Eventually, you went home to start your life again in North Carolina.  You got a job; you got married; you had children.  You led what most would consider a “normal” American life.  But I’m sure your experience off the coast of the Philippines is on your mind every day.  Why were you chosen to survive while so many others were allowed to die?  What did you do to deserve that kind of a gift?  Horrid scenes of death and dismemberment play again and again in your mind.  You can’t ever unsee what your eyes saw.  I’m sure there are days when it seems that being among the quarter of shipmates who survived is more like a curse than a blessing.

Now, 70 years later, you are an old man with two children nearing retirement age.  They gave you six grandchildren, one of whom I met and married.  She and I went on to have two of your seventeen (and counting) great-grandchildren.  I never knew either of my grandfathers, so you were the closest thing I ever had to one.  We haven’t known each other for long, but I like to think we are kindred spirits.   Neither of us take ourselves too seriously.  I think you and I both fully realize that no one gets out of this life alive.  I remember the first time we played poker together and I “check-raised” you.  “You can get shot doing that in North Carolina,” you said.  Despite what you lived through, you love the ocean and being on a boat.  I’m sure being out there brings you closer to those lost that day.

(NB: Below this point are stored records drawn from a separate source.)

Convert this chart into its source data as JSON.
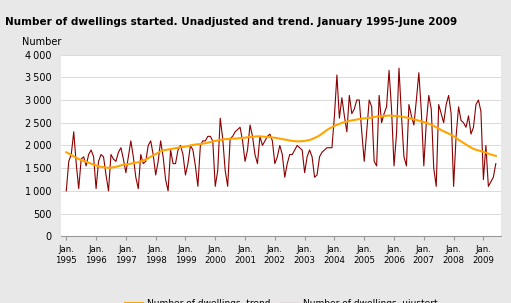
{
  "title": "Number of dwellings started. Unadjusted and trend. January 1995-June 2009",
  "ylabel": "Number",
  "header_bg_color": "#d9d9d9",
  "plot_bg_color": "#ffffff",
  "fig_bg_color": "#e8e8e8",
  "ylim": [
    0,
    4000
  ],
  "yticks": [
    0,
    500,
    1000,
    1500,
    2000,
    2500,
    3000,
    3500,
    4000
  ],
  "trend_color": "#FFA500",
  "unadjusted_color": "#8B0000",
  "trend_label": "Number of dwellings, trend",
  "unadjusted_label": "Number of dwellings, ujustert",
  "unadjusted": [
    1000,
    1650,
    1800,
    2300,
    1600,
    1050,
    1700,
    1750,
    1550,
    1800,
    1900,
    1750,
    1050,
    1650,
    1800,
    1750,
    1350,
    1000,
    1800,
    1700,
    1650,
    1850,
    1950,
    1700,
    1400,
    1750,
    2100,
    1750,
    1300,
    1050,
    1800,
    1600,
    1650,
    2000,
    2100,
    1800,
    1350,
    1650,
    2100,
    1750,
    1250,
    1000,
    1900,
    1600,
    1600,
    1900,
    2000,
    1800,
    1350,
    1600,
    2000,
    1900,
    1550,
    1100,
    2000,
    2100,
    2100,
    2200,
    2200,
    2100,
    1100,
    1450,
    2600,
    2150,
    1450,
    1100,
    2150,
    2200,
    2300,
    2350,
    2400,
    2100,
    1650,
    1900,
    2450,
    2200,
    1800,
    1600,
    2200,
    2000,
    2100,
    2200,
    2250,
    2100,
    1600,
    1750,
    2000,
    1800,
    1300,
    1600,
    1800,
    1800,
    1900,
    2000,
    1950,
    1900,
    1400,
    1750,
    1900,
    1750,
    1300,
    1350,
    1750,
    1850,
    1900,
    1950,
    1950,
    1950,
    2650,
    3550,
    2600,
    3050,
    2650,
    2300,
    3100,
    2700,
    2800,
    3000,
    3000,
    2300,
    1650,
    2300,
    3000,
    2850,
    1650,
    1550,
    3100,
    2500,
    2700,
    2850,
    3650,
    2800,
    1550,
    2250,
    3700,
    2650,
    1750,
    1550,
    2900,
    2650,
    2450,
    3000,
    3600,
    2750,
    1550,
    2500,
    3100,
    2800,
    1500,
    1100,
    2900,
    2700,
    2500,
    2900,
    3100,
    2700,
    1100,
    2200,
    2850,
    2550,
    2500,
    2400,
    2650,
    2250,
    2400,
    2900,
    3000,
    2750,
    1250,
    2000,
    1100,
    1200,
    1300,
    1600
  ],
  "trend": [
    1850,
    1820,
    1790,
    1760,
    1730,
    1700,
    1680,
    1660,
    1640,
    1620,
    1600,
    1580,
    1560,
    1540,
    1530,
    1520,
    1510,
    1510,
    1510,
    1520,
    1530,
    1545,
    1560,
    1575,
    1580,
    1590,
    1600,
    1610,
    1620,
    1630,
    1650,
    1670,
    1690,
    1720,
    1750,
    1780,
    1810,
    1840,
    1870,
    1890,
    1900,
    1910,
    1920,
    1930,
    1940,
    1950,
    1960,
    1965,
    1975,
    1985,
    2000,
    2010,
    2020,
    2025,
    2030,
    2040,
    2050,
    2060,
    2075,
    2090,
    2100,
    2110,
    2120,
    2130,
    2140,
    2140,
    2145,
    2150,
    2150,
    2155,
    2160,
    2165,
    2170,
    2180,
    2185,
    2190,
    2195,
    2200,
    2200,
    2195,
    2190,
    2185,
    2180,
    2175,
    2170,
    2160,
    2150,
    2140,
    2130,
    2120,
    2110,
    2100,
    2095,
    2090,
    2090,
    2095,
    2100,
    2110,
    2120,
    2140,
    2165,
    2190,
    2220,
    2260,
    2300,
    2340,
    2375,
    2400,
    2430,
    2455,
    2475,
    2495,
    2510,
    2525,
    2540,
    2550,
    2560,
    2570,
    2580,
    2590,
    2595,
    2600,
    2605,
    2615,
    2625,
    2635,
    2640,
    2645,
    2650,
    2655,
    2658,
    2655,
    2650,
    2645,
    2640,
    2635,
    2625,
    2615,
    2600,
    2590,
    2575,
    2560,
    2545,
    2530,
    2515,
    2500,
    2480,
    2455,
    2430,
    2400,
    2370,
    2340,
    2310,
    2285,
    2260,
    2235,
    2200,
    2165,
    2125,
    2090,
    2055,
    2020,
    1985,
    1955,
    1925,
    1905,
    1890,
    1875,
    1860,
    1840,
    1820,
    1800,
    1785,
    1770
  ],
  "x_tick_positions": [
    0,
    12,
    24,
    36,
    48,
    60,
    72,
    84,
    96,
    108,
    120,
    132,
    144,
    156,
    168
  ],
  "x_tick_labels": [
    "Jan.\n1995",
    "Jan.\n1996",
    "Jan.\n1997",
    "Jan.\n1998",
    "Jan.\n1999",
    "Jan.\n2000",
    "Jan.\n2001",
    "Jan.\n2002",
    "Jan.\n2003",
    "Jan.\n2004",
    "Jan.\n2005",
    "Jan.\n2006",
    "Jan.\n2007",
    "Jan.\n2008",
    "Jan.\n2009"
  ]
}
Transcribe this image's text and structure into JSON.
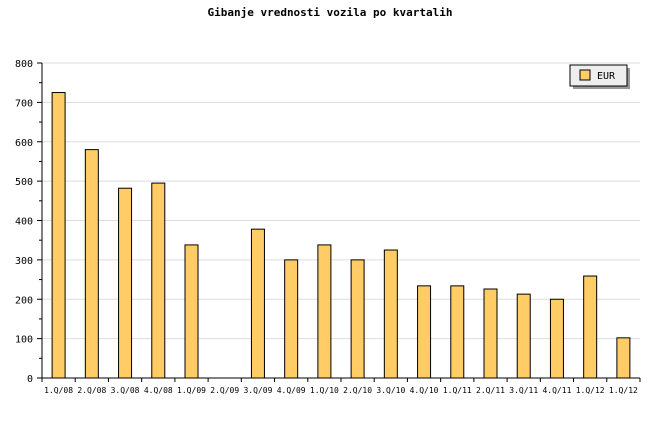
{
  "chart_data": {
    "type": "bar",
    "title": "Gibanje vrednosti vozila po kvartalih",
    "xlabel": "",
    "ylabel": "",
    "ylim": [
      0,
      800
    ],
    "yticks": [
      0,
      100,
      200,
      300,
      400,
      500,
      600,
      700,
      800
    ],
    "grid": true,
    "legend_position": "top-right",
    "categories": [
      "1.Q/08",
      "2.Q/08",
      "3.Q/08",
      "4.Q/08",
      "1.Q/09",
      "2.Q/09",
      "3.Q/09",
      "4.Q/09",
      "1.Q/10",
      "2.Q/10",
      "3.Q/10",
      "4.Q/10",
      "1.Q/11",
      "2.Q/11",
      "3.Q/11",
      "4.Q/11",
      "1.Q/12",
      "1.Q/12"
    ],
    "series": [
      {
        "name": "EUR",
        "color": "#ffcc66",
        "values": [
          725,
          580,
          482,
          495,
          338,
          0,
          378,
          300,
          338,
          300,
          325,
          234,
          234,
          226,
          213,
          200,
          259,
          102
        ]
      }
    ]
  }
}
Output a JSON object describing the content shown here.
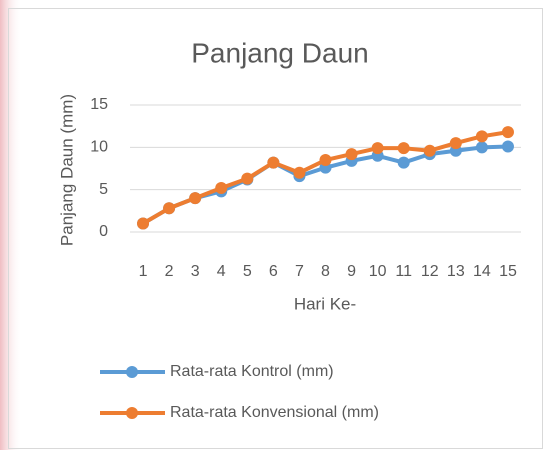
{
  "chart_data": {
    "type": "line",
    "title": "Panjang Daun",
    "x_label": "Hari Ke-",
    "y_label": "Panjang Daun (mm)",
    "categories": [
      "1",
      "2",
      "3",
      "4",
      "5",
      "6",
      "7",
      "8",
      "9",
      "10",
      "11",
      "12",
      "13",
      "14",
      "15"
    ],
    "series": [
      {
        "name": "Rata-rata Kontrol (mm)",
        "color": "#5b9bd5",
        "values": [
          1,
          2.8,
          4,
          4.8,
          6.2,
          8.2,
          6.6,
          7.6,
          8.4,
          9,
          8.2,
          9.2,
          9.6,
          10,
          10.1
        ]
      },
      {
        "name": "Rata-rata Konvensional (mm)",
        "color": "#ed7d31",
        "values": [
          1,
          2.8,
          4,
          5.2,
          6.3,
          8.2,
          7,
          8.5,
          9.2,
          9.9,
          9.9,
          9.6,
          10.5,
          11.3,
          11.8
        ]
      }
    ],
    "ylim": [
      0,
      15
    ],
    "yticks": [
      0,
      5,
      10,
      15
    ],
    "grid": true,
    "legend": "bottom"
  }
}
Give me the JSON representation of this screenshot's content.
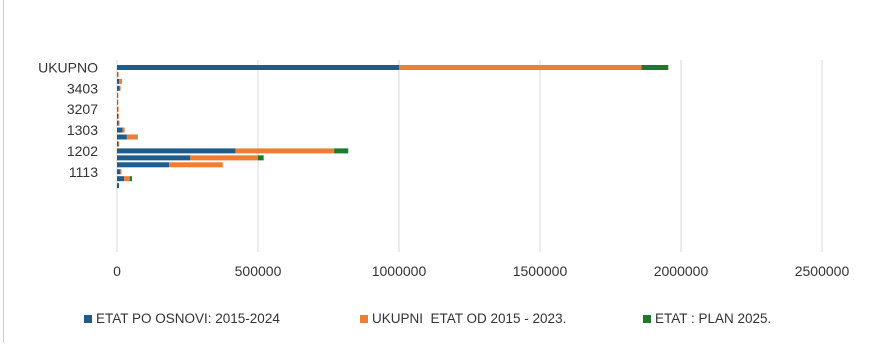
{
  "colors": {
    "series": [
      "#1f5c8b",
      "#f07d36",
      "#1c7a2e"
    ],
    "grid": "#d9d9d9",
    "tick_text": "#333333"
  },
  "chart_data": {
    "type": "bar",
    "orientation": "horizontal",
    "stacked": true,
    "title": "",
    "xlabel": "",
    "ylabel": "",
    "xlim": [
      0,
      2500000
    ],
    "xticks": [
      0,
      500000,
      1000000,
      1500000,
      2000000,
      2500000
    ],
    "xtick_labels": [
      "0",
      "500000",
      "1000000",
      "1500000",
      "2000000",
      "2500000"
    ],
    "grid": true,
    "legend_position": "bottom",
    "categories": [
      "UKUPNO",
      "",
      "",
      "3403",
      "",
      "",
      "3207",
      "",
      "",
      "1303",
      "",
      "",
      "1202",
      "",
      "",
      "1113",
      "",
      ""
    ],
    "series": [
      {
        "name": "ETAT PO OSNOVI: 2015-2024",
        "values": [
          1000000,
          3000,
          8000,
          10000,
          2000,
          2000,
          3000,
          4000,
          6000,
          20000,
          35000,
          5000,
          420000,
          260000,
          185000,
          12000,
          25000,
          7000
        ]
      },
      {
        "name": "UKUPNI  ETAT OD 2015 - 2023.",
        "values": [
          860000,
          2000,
          10000,
          2000,
          1000,
          2000,
          2000,
          3000,
          3000,
          7000,
          35000,
          3000,
          350000,
          240000,
          190000,
          4000,
          20000,
          0
        ]
      },
      {
        "name": "ETAT : PLAN 2025.",
        "values": [
          95000,
          0,
          0,
          0,
          0,
          0,
          0,
          0,
          0,
          0,
          2000,
          0,
          50000,
          20000,
          0,
          0,
          8000,
          0
        ]
      }
    ]
  }
}
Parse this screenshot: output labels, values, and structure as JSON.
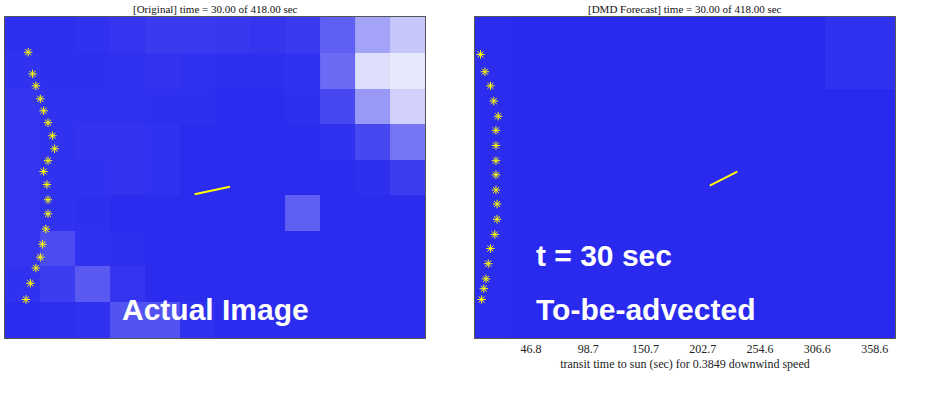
{
  "chart_data": [
    {
      "type": "heatmap",
      "title": "[Original] time = 30.00 of 418.00 sec",
      "tick_labels": false,
      "xlim": [
        -4,
        377
      ],
      "ylim": [
        -0.5,
        295.5
      ],
      "x": [
        12,
        44,
        75,
        107,
        139,
        171,
        202,
        234,
        266,
        298,
        329,
        361
      ],
      "y": [
        16,
        49,
        82,
        115,
        148,
        180,
        213,
        246,
        279
      ],
      "zlim": [
        0,
        1
      ],
      "z": [
        [
          0.08,
          0.09,
          0.1,
          0.25,
          0.25,
          0.1,
          0.08,
          0.08,
          0.08,
          0.08,
          0.08,
          0.08
        ],
        [
          0.1,
          0.15,
          0.28,
          0.12,
          0.08,
          0.08,
          0.08,
          0.08,
          0.08,
          0.08,
          0.08,
          0.08
        ],
        [
          0.12,
          0.22,
          0.1,
          0.09,
          0.08,
          0.08,
          0.08,
          0.08,
          0.08,
          0.08,
          0.08,
          0.08
        ],
        [
          0.12,
          0.1,
          0.09,
          0.08,
          0.08,
          0.08,
          0.08,
          0.08,
          0.3,
          0.08,
          0.08,
          0.08
        ],
        [
          0.12,
          0.1,
          0.1,
          0.11,
          0.1,
          0.08,
          0.08,
          0.08,
          0.08,
          0.08,
          0.09,
          0.15
        ],
        [
          0.12,
          0.1,
          0.11,
          0.11,
          0.1,
          0.08,
          0.08,
          0.08,
          0.08,
          0.1,
          0.2,
          0.4
        ],
        [
          0.12,
          0.1,
          0.1,
          0.1,
          0.09,
          0.09,
          0.08,
          0.08,
          0.09,
          0.2,
          0.55,
          0.8
        ],
        [
          0.1,
          0.09,
          0.09,
          0.1,
          0.11,
          0.1,
          0.09,
          0.09,
          0.1,
          0.35,
          0.85,
          0.9
        ],
        [
          0.09,
          0.09,
          0.1,
          0.12,
          0.14,
          0.14,
          0.13,
          0.12,
          0.14,
          0.3,
          0.6,
          0.75
        ]
      ],
      "series": [
        {
          "type": "scatter",
          "marker": "asterisk",
          "color": "#ffff00",
          "x": [
            17,
            21,
            24,
            28,
            31,
            35,
            39,
            41,
            35,
            31,
            34,
            35,
            35,
            33,
            30,
            28,
            24,
            19,
            15
          ],
          "values": [
            263,
            243,
            232,
            220,
            209,
            198,
            186,
            174,
            163,
            153,
            141,
            127,
            114,
            100,
            86,
            74,
            64,
            50,
            35
          ]
        },
        {
          "type": "line",
          "color": "#ffff00",
          "x": [
            168,
            200
          ],
          "values": [
            132,
            139
          ]
        }
      ],
      "annotations": [
        "Actual Image"
      ]
    },
    {
      "type": "heatmap",
      "title": "[DMD Forecast] time = 30.00 of 418.00 sec",
      "tick_labels": "x",
      "xlabel": "transit time to sun (sec) for 0.3849 downwind speed",
      "xlim": [
        -4,
        377
      ],
      "ylim": [
        -0.5,
        295.5
      ],
      "xticks": [
        46.8,
        98.7,
        150.7,
        202.7,
        254.6,
        306.6,
        358.6
      ],
      "x": [
        12,
        44,
        75,
        107,
        139,
        171,
        202,
        234,
        266,
        298,
        329,
        361
      ],
      "y": [
        16,
        49,
        82,
        115,
        148,
        180,
        213,
        246,
        279
      ],
      "zlim": [
        0,
        1
      ],
      "z": [
        [
          0.08,
          0.07,
          0.07,
          0.07,
          0.07,
          0.07,
          0.07,
          0.07,
          0.07,
          0.07,
          0.07,
          0.07
        ],
        [
          0.08,
          0.07,
          0.07,
          0.07,
          0.07,
          0.07,
          0.07,
          0.07,
          0.07,
          0.07,
          0.07,
          0.07
        ],
        [
          0.08,
          0.07,
          0.07,
          0.07,
          0.07,
          0.07,
          0.07,
          0.07,
          0.07,
          0.07,
          0.07,
          0.07
        ],
        [
          0.08,
          0.07,
          0.07,
          0.07,
          0.07,
          0.07,
          0.07,
          0.07,
          0.07,
          0.07,
          0.07,
          0.07
        ],
        [
          0.08,
          0.07,
          0.07,
          0.07,
          0.07,
          0.07,
          0.07,
          0.07,
          0.07,
          0.07,
          0.07,
          0.07
        ],
        [
          0.08,
          0.07,
          0.07,
          0.07,
          0.07,
          0.07,
          0.07,
          0.07,
          0.07,
          0.07,
          0.07,
          0.07
        ],
        [
          0.08,
          0.07,
          0.07,
          0.07,
          0.07,
          0.07,
          0.07,
          0.07,
          0.07,
          0.07,
          0.07,
          0.07
        ],
        [
          0.08,
          0.07,
          0.07,
          0.07,
          0.07,
          0.07,
          0.07,
          0.07,
          0.07,
          0.07,
          0.1,
          0.1
        ],
        [
          0.08,
          0.07,
          0.07,
          0.07,
          0.07,
          0.07,
          0.07,
          0.07,
          0.07,
          0.07,
          0.1,
          0.1
        ]
      ],
      "series": [
        {
          "type": "scatter",
          "marker": "asterisk",
          "color": "#ffff00",
          "x": [
            1,
            5,
            10,
            13,
            17,
            15,
            15,
            15,
            15,
            15,
            16,
            16,
            14,
            10,
            8,
            6,
            4,
            2
          ],
          "values": [
            261,
            245,
            232,
            218,
            204,
            191,
            177,
            163,
            150,
            136,
            123,
            109,
            95,
            82,
            68,
            54,
            45,
            35
          ]
        },
        {
          "type": "line",
          "color": "#ffff00",
          "x": [
            209,
            234
          ],
          "values": [
            140,
            153
          ]
        }
      ],
      "annotations": [
        "t = 30 sec",
        "To-be-advected"
      ]
    }
  ]
}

I hope you realize that my wife and daughters are the three best things in my life.  They wouldn’t be in my life at all if you hadn’t made it off that ship alive.  There are many others in your family who could say the same thing.  I guess what I am saying is this:  for whatever reason – some combination of random luck, good karma, and God’s mercy found you that day so many years ago.  It was a blessing, no doubt.  But it was a blessing which brought a burden for you to carry throughout your life.  I live a life of joy and smiles and laughter because of that day and your willingness to carry the burden.  Thank you.